Surety: Making Sure Court Appearances Happen

Nobody wants to sit in a jail cell. Most often, the only way to get out of jail is to put up some money to post bail. A surety is a person that posts a defendant's bail and makes sure the defendant attends court as required until the case is over. Likewise, a surety has to make sure the defendant is following any and all conditions of release.

When a Defendant Is the Surety

There are cases when a defendant posts bail by depositing cash or other assets in the full amount of the bond with the court. This is known as a cash bond and can be posted by the defendant, his family or friends. Wealthy defendants may be able to afford to post the entire bail amount. In those cases, the defendant acts as his own surety and bears the responsibility of court appearances and following other bail conditions.

For example, on a $ 50,000 bond, the defendant has to provide the court with cash or other liquid assets in that amount. If the defendant appears in court as required, then the entire bond amount will be refunded. On the other hand, if the defendant doesn't appear, the full amount is forfeited.

Another option used by the federal courts and most states allows a defendant to be released by paying ten percent of the total bond to the court.

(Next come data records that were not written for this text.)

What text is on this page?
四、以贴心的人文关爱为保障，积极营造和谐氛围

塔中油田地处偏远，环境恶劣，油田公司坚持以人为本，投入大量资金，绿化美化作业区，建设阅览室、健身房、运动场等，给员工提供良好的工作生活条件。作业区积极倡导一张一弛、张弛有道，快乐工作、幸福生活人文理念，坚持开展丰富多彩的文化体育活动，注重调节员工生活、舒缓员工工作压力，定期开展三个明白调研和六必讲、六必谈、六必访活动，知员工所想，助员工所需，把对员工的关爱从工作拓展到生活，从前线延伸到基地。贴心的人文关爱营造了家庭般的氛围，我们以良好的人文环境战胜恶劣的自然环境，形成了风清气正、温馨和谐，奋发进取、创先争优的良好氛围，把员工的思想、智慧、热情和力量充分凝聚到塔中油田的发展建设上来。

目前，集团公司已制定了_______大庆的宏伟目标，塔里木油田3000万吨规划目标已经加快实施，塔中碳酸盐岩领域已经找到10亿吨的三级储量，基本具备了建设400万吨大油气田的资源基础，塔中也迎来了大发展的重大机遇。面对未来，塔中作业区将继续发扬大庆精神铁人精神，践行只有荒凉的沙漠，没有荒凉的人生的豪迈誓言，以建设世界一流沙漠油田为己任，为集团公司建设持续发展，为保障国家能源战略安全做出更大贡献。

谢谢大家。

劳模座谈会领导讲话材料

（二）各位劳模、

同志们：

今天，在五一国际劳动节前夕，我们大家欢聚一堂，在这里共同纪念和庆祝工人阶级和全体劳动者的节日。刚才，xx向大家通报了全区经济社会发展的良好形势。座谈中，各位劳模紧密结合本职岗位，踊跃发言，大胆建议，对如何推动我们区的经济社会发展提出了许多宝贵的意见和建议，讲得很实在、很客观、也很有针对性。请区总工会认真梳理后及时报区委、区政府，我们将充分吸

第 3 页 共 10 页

So, for a $ 50,000 bond, the defendant pays a $ 5,000 cash deposit to the court. If the defendant doesn't appear, he owes the remaining $ 45,000. If the defendant appears as required, the cash deposit is refunded.

Bail Bondsman as Surety

If a defendant can't raise the amount for bail, he or his friends or family can arrange for a bail bondsman or agent to put up the required bail. However, there are several states that prohibit obtaining a bond through a bail bondsman - Illinois, Kentucky, Oregon and Wisconsin. In those states, the bail process is handled directly through the jail or court system. 

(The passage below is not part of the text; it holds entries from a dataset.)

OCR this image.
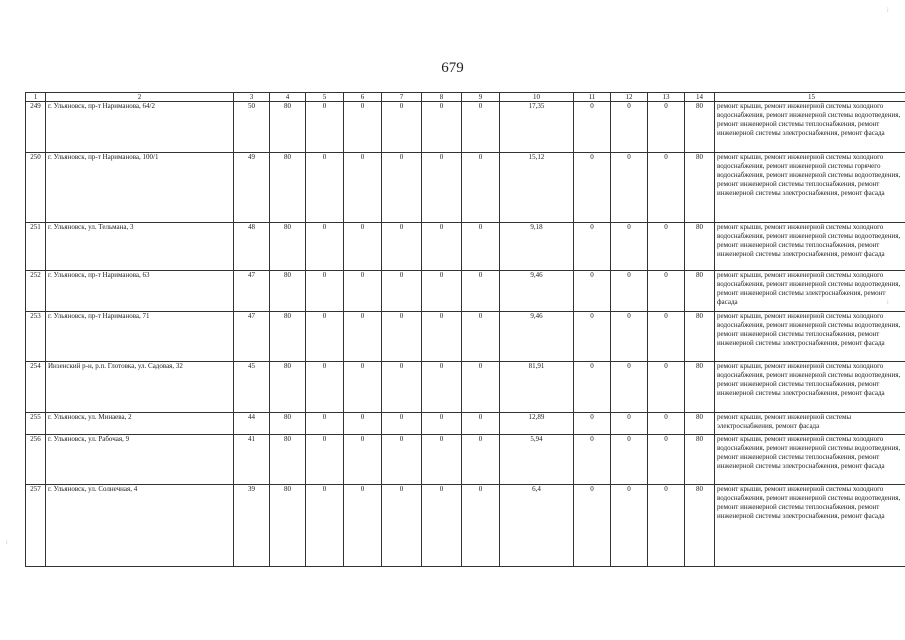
679
1	2	3	4	5	6	7	8	9	10	11	12	13	14	15
249	г. Ульяновск, пр-т Нариманова, 64/2	50	80	0	0	0	0	0	17,35	0	0	0	80	ремонт крыши, ремонт инженерной системы холодного водоснабжения, ремонт инженерной системы водоотведения, ремонт инженерной системы теплоснабжения, ремонт инженерной системы электроснабжения, ремонт фасада
250	г. Ульяновск, пр-т Нариманова, 100/1	49	80	0	0	0	0	0	15,12	0	0	0	80	ремонт крыши, ремонт инженерной системы холодного водоснабжения, ремонт инженерной системы горячего водоснабжения, ремонт инженерной системы водоотведения, ремонт инженерной системы теплоснабжения, ремонт инженерной системы электроснабжения, ремонт фасада
251	г. Ульяновск, ул. Тельмана, 3	48	80	0	0	0	0	0	9,18	0	0	0	80	ремонт крыши, ремонт инженерной системы холодного водоснабжения, ремонт инженерной системы водоотведения, ремонт инженерной системы теплоснабжения, ремонт инженерной системы электроснабжения, ремонт фасада
252	г. Ульяновск, пр-т Нариманова, 63	47	80	0	0	0	0	0	9,46	0	0	0	80	ремонт крыши, ремонт инженерной системы холодного водоснабжения, ремонт инженерной системы водоотведения, ремонт инженерной системы электроснабжения, ремонт фасада
253	г. Ульяновск, пр-т Нариманова, 71	47	80	0	0	0	0	0	9,46	0	0	0	80	ремонт крыши, ремонт инженерной системы холодного водоснабжения, ремонт инженерной системы водоотведения, ремонт инженерной системы теплоснабжения, ремонт инженерной системы электроснабжения, ремонт фасада
254	Инзенский р-н, р.п. Глотовка, ул. Садовая, 32	45	80	0	0	0	0	0	81,91	0	0	0	80	ремонт крыши, ремонт инженерной системы холодного водоснабжения, ремонт инженерной системы водоотведения, ремонт инженерной системы теплоснабжения, ремонт инженерной системы электроснабжения, ремонт фасада
255	г. Ульяновск, ул. Минаева, 2	44	80	0	0	0	0	0	12,89	0	0	0	80	ремонт крыши, ремонт инженерной системы электроснабжения, ремонт фасада
256	г. Ульяновск, ул. Рабочая, 9	41	80	0	0	0	0	0	5,94	0	0	0	80	ремонт крыши, ремонт инженерной системы холодного водоснабжения, ремонт инженерной системы водоотведения, ремонт инженерной системы теплоснабжения, ремонт инженерной системы электроснабжения, ремонт фасада
257	г. Ульяновск, ул. Солнечная, 4	39	80	0	0	0	0	0	6,4	0	0	0	80	ремонт крыши, ремонт инженерной системы холодного водоснабжения, ремонт инженерной системы водоотведения, ремонт инженерной системы теплоснабжения, ремонт инженерной системы электроснабжения, ремонт фасада
⁞
⁞
⁞
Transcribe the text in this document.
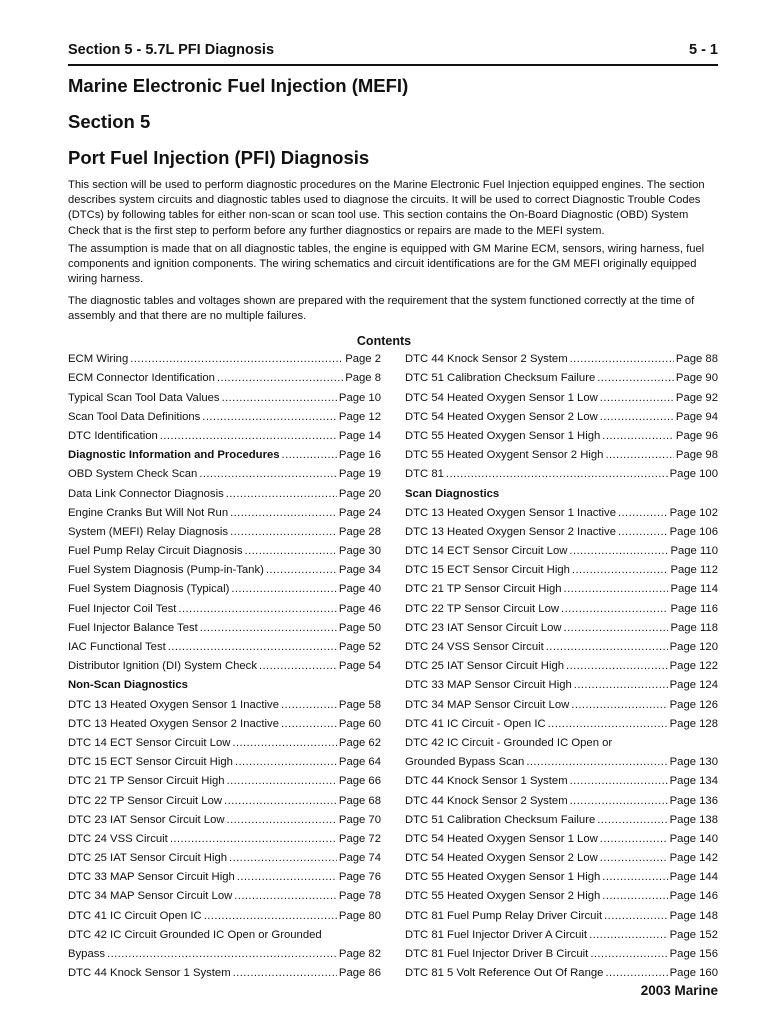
Section 5 - 5.7L PFI Diagnosis	5 - 1
Marine Electronic Fuel Injection (MEFI)
Section 5
Port Fuel Injection (PFI) Diagnosis

This section will be used to perform diagnostic procedures on the Marine Electronic Fuel Injection equipped engines. The section describes system circuits and diagnostic tables used to diagnose the circuits. It will be used to correct Diagnostic Trouble Codes (DTCs) by following tables for either non-scan or scan tool use. This section contains the On-Board Diagnostic (OBD) System Check that is the first step to perform before any further diagnostics or repairs are made to the MEFI system.

The assumption is made that on all diagnostic tables, the engine is equipped with GM Marine ECM, sensors, wiring harness, fuel components and ignition components. The wiring schematics and circuit identifications are for the GM MEFI originally equipped wiring harness.

The diagnostic tables and voltages shown are prepared with the requirement that the system functioned correctly at the time of assembly and that there are no multiple failures.

Contents
ECM Wiring .....	Page 2
ECM Connector Identification .....	Page 8
Typical Scan Tool Data Values .....	Page 10
Scan Tool Data Definitions .....	Page 12
DTC Identification .....	Page 14
Diagnostic Information and Procedures .....	Page 16
OBD System Check Scan .....	Page 19
Data Link Connector Diagnosis .....	Page 20
Engine Cranks But Will Not Run .....	Page 24
System (MEFI) Relay Diagnosis .....	Page 28
Fuel Pump Relay Circuit Diagnosis .....	Page 30
Fuel System Diagnosis (Pump-in-Tank) .....	Page 34
Fuel System Diagnosis (Typical) .....	Page 40
Fuel Injector Coil Test .....	Page 46
Fuel Injector Balance Test .....	Page 50
IAC Functional Test .....	Page 52
Distributor Ignition (DI) System Check .....	Page 54
Non-Scan Diagnostics
DTC 13 Heated Oxygen Sensor 1 Inactive .....	Page 58
DTC 13 Heated Oxygen Sensor 2 Inactive .....	Page 60
DTC 14 ECT Sensor Circuit Low .....	Page 62
DTC 15 ECT Sensor Circuit High .....	Page 64
DTC 21 TP Sensor Circuit High .....	Page 66
DTC 22 TP Sensor Circuit Low .....	Page 68
DTC 23 IAT Sensor Circuit Low .....	Page 70
DTC 24 VSS Circuit .....	Page 72
DTC 25 IAT Sensor Circuit High .....	Page 74
DTC 33 MAP Sensor Circuit High .....	Page 76
DTC 34 MAP Sensor Circuit Low .....	Page 78
DTC 41 IC Circuit Open IC .....	Page 80
DTC 42 IC Circuit Grounded IC Open or Grounded
Bypass .....	Page 82
DTC 44 Knock Sensor 1 System .....	Page 86
DTC 44 Knock Sensor 2 System .....	Page 88
DTC 51 Calibration Checksum Failure .....	Page 90
DTC 54 Heated Oxygen Sensor 1 Low .....	Page 92
DTC 54 Heated Oxygen Sensor 2 Low .....	Page 94
DTC 55 Heated Oxygen Sensor 1 High .....	Page 96
DTC 55 Heated Oxygent Sensor 2 High .....	Page 98
DTC 81 .....	Page 100
Scan Diagnostics
DTC 13 Heated Oxygen Sensor 1 Inactive .....	Page 102
DTC 13 Heated Oxygen Sensor 2 Inactive .....	Page 106
DTC 14 ECT Sensor Circuit Low .....	Page 110
DTC 15 ECT Sensor Circuit High .....	Page 112
DTC 21 TP Sensor Circuit High .....	Page 114
DTC 22 TP Sensor Circuit Low .....	Page 116
DTC 23 IAT Sensor Circuit Low .....	Page 118
DTC 24 VSS Sensor Circuit .....	Page 120
DTC 25 IAT Sensor Circuit High .....	Page 122
DTC 33 MAP Sensor Circuit High .....	Page 124
DTC 34 MAP Sensor Circuit Low .....	Page 126
DTC 41 IC Circuit - Open IC .....	Page 128
DTC 42 IC Circuit - Grounded IC Open or
Grounded Bypass Scan .....	Page 130
DTC 44 Knock Sensor 1 System .....	Page 134
DTC 44 Knock Sensor 2 System .....	Page 136
DTC 51 Calibration Checksum Failure .....	Page 138
DTC 54 Heated Oxygen Sensor 1 Low .....	Page 140
DTC 54 Heated Oxygen Sensor 2 Low .....	Page 142
DTC 55 Heated Oxygen Sensor 1 High .....	Page 144
DTC 55 Heated Oxygen Sensor 2 High .....	Page 146
DTC 81 Fuel Pump Relay Driver Circuit .....	Page 148
DTC 81 Fuel Injector Driver A Circuit .....	Page 152
DTC 81 Fuel Injector Driver B Circuit .....	Page 156
DTC 81 5 Volt Reference Out Of Range .....	Page 160
2003 Marine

A surety bond is an agreement, backed by an insurance company contract, between a defendant and a bail agent where the agent agrees to post bail so that the defendant can be released from jail. Before agreeing to write the bond, a bail bondsman or agent may interview the defendant and any person guaranteeing or co-signing the bond. If written, the bond may contain even tougher release conditions than those from the court because if the defendant doesn't appear, the agent is on the hook for the entire bail amount.

When a bail bondsman acts as the surety, he typically collects a non-refundable premium for writing the bond. This amount is over and above the bail amount set by the court. The premium is paid by the defendant or anyone who co-signs the bond, like friends or family. On top of that, collateral will need to be used to secure the remaining amount of the bond. Typical forms of collateral used include a home, car or boat. If a defendant doesn't appear, the bail agent will seize the collateral. Using a bail bondsman is like getting a short-term, high-interest loan.

Bounty Hunters

If a defendant skips out on bail and fails to appear, the court issues a bench warrant and forfeits bail. When that happens, the bail bondsman can hire a bounty hunter to locate the defendant. Bounty hunters are bail enforcers who typically get a percentage of the bail amount if they capture the defendant. However, bounty hunters can't try to capture a defendant who has left the US.

Laws governing bounty hunters vary from state to state. For example, Kentucky bans bounty hunters as do the states that don't allow bail bondsmen. Several states, including Florida, ban free lance bounty hunters. In other words, a fugitive defendant can only be captured by the bail agent. A number of other states, like California, require bounty hunters to be licensed in the state.

A bail bondsman plays an important role for a defendant who can't put up bail money. Bail agents are generally available at any time of day and know the process. Yes, a bail bondsman charges a premium, but a defendant's freedom is priceless.

Questions for Your Attorney

  • Can I change my mind after co-signing a bond?
  • Can an off-duty police officer act as a bounty hunter?
  • If a defendant is convicted, what happens to the bail money?